3 Rules for Mobile Apps for Newspapers

Man touching a smartphone display.
Mobile apps put your newspaper in readers hands they way they want it.

It is not a secret that newspaper readership is trending downward all the time. But somehow, the most prominent papers in the country remain relevant through listening and adapting to what the audience wants, even if it’s unfamiliar territory.

One such territory is mobile devices. If you want to reach readers, you’ve got to offer them something they want in a format they like. With more readers using mobile devices such as tablets and smartphones, mobile apps for newspapers are a necessity. These three tips gleaned from some of America’s most well-known publications are worth noting.

The Wall Street Journal Believes in Familiarity

One of the most respected news sources in America, the Wall Street Journal believes users should have a familiar experience and one that isn’t overly complicated.

In an article by Mickey Alam Khan for Mobile Marketer, Daniel Bernard, chief product officer for the WSJ Digital says, ”This is an approach to responsive design that we call intentional design – design for the user experience in each environment.”

What Bernard refers to is continuity. When users view the Journal on an iPad, it should have the same look and feel as the Journal’s online website, which mimics the appearance of a good old fashioned newspaper.

This approach also promotes brand image. Even though the Wall Street Journal is a household name, marketing is still important.yournextsitedesign

The Denver Post Brings in Evergreen Content and Optimizes it for the Right Device

Tablet, laptop and smartphone displaying the same newspaper image.
Continuity means your brand is recognized wherever it’s seen.

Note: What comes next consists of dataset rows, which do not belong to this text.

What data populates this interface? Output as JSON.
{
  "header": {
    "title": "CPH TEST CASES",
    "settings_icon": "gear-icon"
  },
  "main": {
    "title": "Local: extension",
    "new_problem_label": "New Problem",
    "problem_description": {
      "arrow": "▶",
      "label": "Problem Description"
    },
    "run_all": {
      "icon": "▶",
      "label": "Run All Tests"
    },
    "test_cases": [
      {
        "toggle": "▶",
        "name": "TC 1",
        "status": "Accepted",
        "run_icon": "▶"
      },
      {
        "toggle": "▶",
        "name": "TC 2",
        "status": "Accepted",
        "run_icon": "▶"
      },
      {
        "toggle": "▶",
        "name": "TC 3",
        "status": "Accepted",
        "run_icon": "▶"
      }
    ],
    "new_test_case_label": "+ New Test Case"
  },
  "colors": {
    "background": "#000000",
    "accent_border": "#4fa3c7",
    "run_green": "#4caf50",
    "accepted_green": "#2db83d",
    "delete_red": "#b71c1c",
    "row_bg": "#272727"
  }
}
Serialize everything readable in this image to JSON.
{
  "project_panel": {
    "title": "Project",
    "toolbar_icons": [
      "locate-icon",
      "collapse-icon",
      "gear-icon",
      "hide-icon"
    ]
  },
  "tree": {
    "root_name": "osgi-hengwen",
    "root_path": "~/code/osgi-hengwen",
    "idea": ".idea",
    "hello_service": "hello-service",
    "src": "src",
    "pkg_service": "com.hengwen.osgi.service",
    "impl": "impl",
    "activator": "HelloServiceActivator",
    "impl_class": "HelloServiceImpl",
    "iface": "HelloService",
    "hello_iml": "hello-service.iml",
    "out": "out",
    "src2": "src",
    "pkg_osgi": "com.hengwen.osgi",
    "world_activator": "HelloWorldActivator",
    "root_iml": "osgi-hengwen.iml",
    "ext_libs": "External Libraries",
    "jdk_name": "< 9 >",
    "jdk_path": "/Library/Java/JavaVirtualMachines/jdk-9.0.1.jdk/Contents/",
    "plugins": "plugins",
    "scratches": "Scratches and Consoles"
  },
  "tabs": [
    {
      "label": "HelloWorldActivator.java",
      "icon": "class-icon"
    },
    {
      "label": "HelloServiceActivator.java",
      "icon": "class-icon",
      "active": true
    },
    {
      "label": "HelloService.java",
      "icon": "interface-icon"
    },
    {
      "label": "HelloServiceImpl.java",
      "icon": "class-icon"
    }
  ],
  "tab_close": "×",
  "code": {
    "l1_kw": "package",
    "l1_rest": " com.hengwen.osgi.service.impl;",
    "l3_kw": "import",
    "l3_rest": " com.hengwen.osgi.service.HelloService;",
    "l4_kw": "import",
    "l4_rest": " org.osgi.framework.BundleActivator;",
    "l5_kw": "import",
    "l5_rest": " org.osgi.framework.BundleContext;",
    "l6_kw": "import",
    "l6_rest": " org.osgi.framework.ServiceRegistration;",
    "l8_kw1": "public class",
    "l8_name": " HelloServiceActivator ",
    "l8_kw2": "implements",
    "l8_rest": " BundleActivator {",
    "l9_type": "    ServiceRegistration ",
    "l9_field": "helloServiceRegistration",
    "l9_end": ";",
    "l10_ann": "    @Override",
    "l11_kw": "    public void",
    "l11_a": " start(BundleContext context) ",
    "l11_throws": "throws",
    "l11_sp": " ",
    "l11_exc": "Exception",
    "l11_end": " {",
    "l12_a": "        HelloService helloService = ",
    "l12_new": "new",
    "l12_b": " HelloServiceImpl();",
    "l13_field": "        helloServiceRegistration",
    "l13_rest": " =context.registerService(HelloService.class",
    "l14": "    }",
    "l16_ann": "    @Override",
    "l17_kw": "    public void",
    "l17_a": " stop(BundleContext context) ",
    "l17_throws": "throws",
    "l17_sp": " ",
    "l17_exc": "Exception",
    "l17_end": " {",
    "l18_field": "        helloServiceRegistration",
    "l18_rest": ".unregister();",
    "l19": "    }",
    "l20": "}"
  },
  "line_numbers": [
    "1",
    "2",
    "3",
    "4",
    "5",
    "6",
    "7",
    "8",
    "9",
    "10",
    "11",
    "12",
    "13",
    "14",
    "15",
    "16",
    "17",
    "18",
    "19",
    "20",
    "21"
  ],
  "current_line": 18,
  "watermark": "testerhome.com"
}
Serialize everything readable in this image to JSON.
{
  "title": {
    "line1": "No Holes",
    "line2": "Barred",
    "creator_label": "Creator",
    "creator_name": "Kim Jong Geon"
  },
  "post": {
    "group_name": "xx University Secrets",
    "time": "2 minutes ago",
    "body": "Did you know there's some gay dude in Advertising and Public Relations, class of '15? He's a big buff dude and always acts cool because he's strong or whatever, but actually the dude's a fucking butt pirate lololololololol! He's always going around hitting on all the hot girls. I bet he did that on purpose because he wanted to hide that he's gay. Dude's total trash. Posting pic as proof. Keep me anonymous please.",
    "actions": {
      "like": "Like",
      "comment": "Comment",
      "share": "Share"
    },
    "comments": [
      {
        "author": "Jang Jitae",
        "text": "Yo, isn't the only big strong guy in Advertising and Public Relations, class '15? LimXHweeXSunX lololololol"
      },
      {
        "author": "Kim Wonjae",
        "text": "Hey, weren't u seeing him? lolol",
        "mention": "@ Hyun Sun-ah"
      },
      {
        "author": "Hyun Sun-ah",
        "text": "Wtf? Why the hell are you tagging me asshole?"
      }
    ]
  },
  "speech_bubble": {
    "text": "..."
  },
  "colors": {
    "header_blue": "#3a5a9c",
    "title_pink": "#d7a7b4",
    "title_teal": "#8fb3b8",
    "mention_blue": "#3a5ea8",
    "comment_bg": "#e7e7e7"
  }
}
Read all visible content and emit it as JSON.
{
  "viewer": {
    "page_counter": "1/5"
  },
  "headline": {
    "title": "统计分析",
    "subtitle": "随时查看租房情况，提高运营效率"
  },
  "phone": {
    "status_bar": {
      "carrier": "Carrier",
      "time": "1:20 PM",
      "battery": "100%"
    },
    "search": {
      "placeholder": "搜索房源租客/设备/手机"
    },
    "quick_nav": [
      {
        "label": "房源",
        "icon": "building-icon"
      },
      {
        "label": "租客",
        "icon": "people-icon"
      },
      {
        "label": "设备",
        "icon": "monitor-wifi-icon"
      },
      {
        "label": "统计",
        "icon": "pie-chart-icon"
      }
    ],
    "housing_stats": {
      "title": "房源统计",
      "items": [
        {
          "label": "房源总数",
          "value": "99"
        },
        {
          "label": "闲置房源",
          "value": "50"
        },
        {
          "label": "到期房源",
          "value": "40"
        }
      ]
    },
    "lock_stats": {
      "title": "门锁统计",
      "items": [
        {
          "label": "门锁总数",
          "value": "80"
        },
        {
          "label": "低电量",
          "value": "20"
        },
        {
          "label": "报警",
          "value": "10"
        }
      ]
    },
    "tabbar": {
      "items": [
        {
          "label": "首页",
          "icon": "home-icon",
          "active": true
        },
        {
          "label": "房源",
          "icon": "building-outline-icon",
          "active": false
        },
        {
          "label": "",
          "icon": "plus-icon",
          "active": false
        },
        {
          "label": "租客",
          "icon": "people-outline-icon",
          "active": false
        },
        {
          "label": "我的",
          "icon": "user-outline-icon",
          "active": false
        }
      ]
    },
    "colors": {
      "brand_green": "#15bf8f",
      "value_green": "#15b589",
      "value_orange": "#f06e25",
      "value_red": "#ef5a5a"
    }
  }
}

Understanding that its readers use tablets more than any other mobile device, the Denver Post is catering to that readership by creating the best content for the platform. It’s also focusing on evergreen material that’s useful to anyone living or visiting the area.

The Colorado Ski Guide is one such offering, filled with images and comprehensive information about resorts in the area. Garden Colorado and Best Things to Do in Colorado are others. Jeff Sonderman for Poynter explains that the Denver Post app is well versed in images now, and is branching out into more video.

Instead of only giving readers breaking news, the Denver Post keeps itself relevant to anyone who wants information about the area.

The Boston Globe Gives a Lot of Options, but Keeps it Simple and Intuitive

When you’re trying to reach a wide range of readers with varying interests, it’s easy to overload a mobile site with too much detail and flair. The more you offer with mobile apps for newspapers, the simpler it should look and function.

The Globe’s smartphone app gives its audience the choice of dozens of categories. Keeping it simple means presenting those choices in a simple-to-use format. Boston web design firm Upstatement explains that condensing the material and making it scrollable lets users find, read, and even save articles for later.

From the “categories” page, users can shoot off to other parts of the mobile site where they can peruse blogs, buy event tickets and, yes, read the day’s headlines.

News never stops, and people always want to learn more. It’s not the appetite for news that’s changing, but how it’s offered to readers. So print newspapers aren’t necessarily the way of the future. What, then? Adapt.

Adapt to your readers by offering them what they want, not what you think they ought to want. The process isn’t always seamless, but with the right strategy for audience development your readership can grow.